Side-by-side comparison of AI visibility scores, market position, and capabilities
Springfield MA regulated New England utility (NYSE: ES) ~$11.7B FY2024 revenue; offshore wind exit $1.1B to GIP, 4.4M customers CT/MA/NH, refocused regulated utility competing with Avangrid and National Grid.
Eversource Energy is a Springfield, Massachusetts-based regulated electric and natural gas utility — publicly traded on the New York Stock Exchange (NYSE: ES) as an S&P 500 Utilities component — serving approximately 4.4 million customers across Connecticut, Massachusetts, and New Hampshire through electric distribution, transmission, and natural gas distribution subsidiaries including Connecticut Light and Power (CL&P), NSTAR Electric (Massachusetts), Public Service of New Hampshire (PSNH), and Yankee Gas through approximately 9,000 employees. In fiscal year 2024, Eversource reported revenues of approximately $11.7 billion, generating regulated earnings while executing a major strategic pivot: the sale of Eversource's offshore wind equity interests — South Fork Wind (132 MW, operational), Revolution Wind (704 MW, construction), and Sunrise Wind (924 MW, development) — to Global Infrastructure Partners for $1.1 billion, exiting the offshore wind development business entirely to refocus capital on the core New England regulated utility operations. CEO Joe Nolan's strategy of offshore wind exit reflects the economics reality of inflation-driven construction cost increases that made Revolution Wind and Sunrise Wind uneconomic at previously contracted power purchase agreement prices — fixed-price PPAs signed at $80-100/MWh before the 2022 inflation surge became deeply underwater when offshore wind construction costs escalated to $150-200+/MWh equivalent. The offshore wind exit releases $1.5+ billion in committed capital and eliminates the development risk that had pressured Eversource's investment-grade credit ratings.

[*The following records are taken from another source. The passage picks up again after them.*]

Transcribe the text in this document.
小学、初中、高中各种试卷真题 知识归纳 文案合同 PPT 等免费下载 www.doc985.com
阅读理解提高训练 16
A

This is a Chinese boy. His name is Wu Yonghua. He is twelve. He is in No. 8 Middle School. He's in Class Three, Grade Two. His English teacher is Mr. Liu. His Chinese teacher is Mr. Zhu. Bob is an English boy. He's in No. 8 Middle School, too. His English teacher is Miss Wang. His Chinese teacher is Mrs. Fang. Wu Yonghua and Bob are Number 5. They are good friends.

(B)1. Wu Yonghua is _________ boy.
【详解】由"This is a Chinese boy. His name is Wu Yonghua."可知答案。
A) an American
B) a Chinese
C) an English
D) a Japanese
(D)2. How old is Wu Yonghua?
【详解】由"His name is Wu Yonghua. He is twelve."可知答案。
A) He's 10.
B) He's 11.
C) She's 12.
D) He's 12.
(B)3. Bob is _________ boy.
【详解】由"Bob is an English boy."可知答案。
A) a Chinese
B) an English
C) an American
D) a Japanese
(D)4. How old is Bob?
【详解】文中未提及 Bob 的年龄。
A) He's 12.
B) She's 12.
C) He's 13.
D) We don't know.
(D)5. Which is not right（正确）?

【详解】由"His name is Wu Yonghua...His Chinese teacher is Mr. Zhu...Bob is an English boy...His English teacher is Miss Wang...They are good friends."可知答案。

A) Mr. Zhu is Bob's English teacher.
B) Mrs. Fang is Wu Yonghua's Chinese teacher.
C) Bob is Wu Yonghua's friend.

Spring TX integrated oil and gas (NYSE: XOM) at $33.7B 2024 earnings, $339B revenue; Pioneer $60B acquisition doubles Permian to 1.3M BOE/day, $36B shareholder return, competing with Chevron and Shell.
ExxonMobil Corporation is a Spring, Texas-based integrated oil, gas, and energy company — publicly traded on the New York Stock Exchange (NYSE: XOM) as an S&P 500 Energy component and one of the world's largest publicly traded companies by market capitalization — exploring, producing, refining, and marketing oil, natural gas, and petroleum products while advancing low-carbon technologies through approximately 62,000 employees worldwide. In fiscal year 2024, ExxonMobil reported earnings of $33.7 billion ($7.84 per diluted share), revenue of $339.24 billion, operating cash flow of $55.0 billion, free cash flow of $34.4 billion, and returned $36.0 billion to shareholders through dividends and share repurchases. ExxonMobil completed the landmark acquisition of Pioneer Natural Resources in May 2024 for approximately $60 billion — the largest acquisition in the company's history since the 1998 Exxon-Mobil merger — making ExxonMobil the dominant operator in the Permian Basin (West Texas/New Mexico), the most productive oil basin in the US with the lowest breakeven production costs globally. The Pioneer acquisition added 1.3 million acres in the Midland Basin, doubling ExxonMobil's Permian production capacity to 1.3 million barrels of oil equivalent per day by 2027. CEO Darren Woods has led ExxonMobil since 2017 through the COVID oil price collapse, the industry recovery, and the Pioneer acquisition that repositioned ExxonMobil as the premier Permian Basin operator.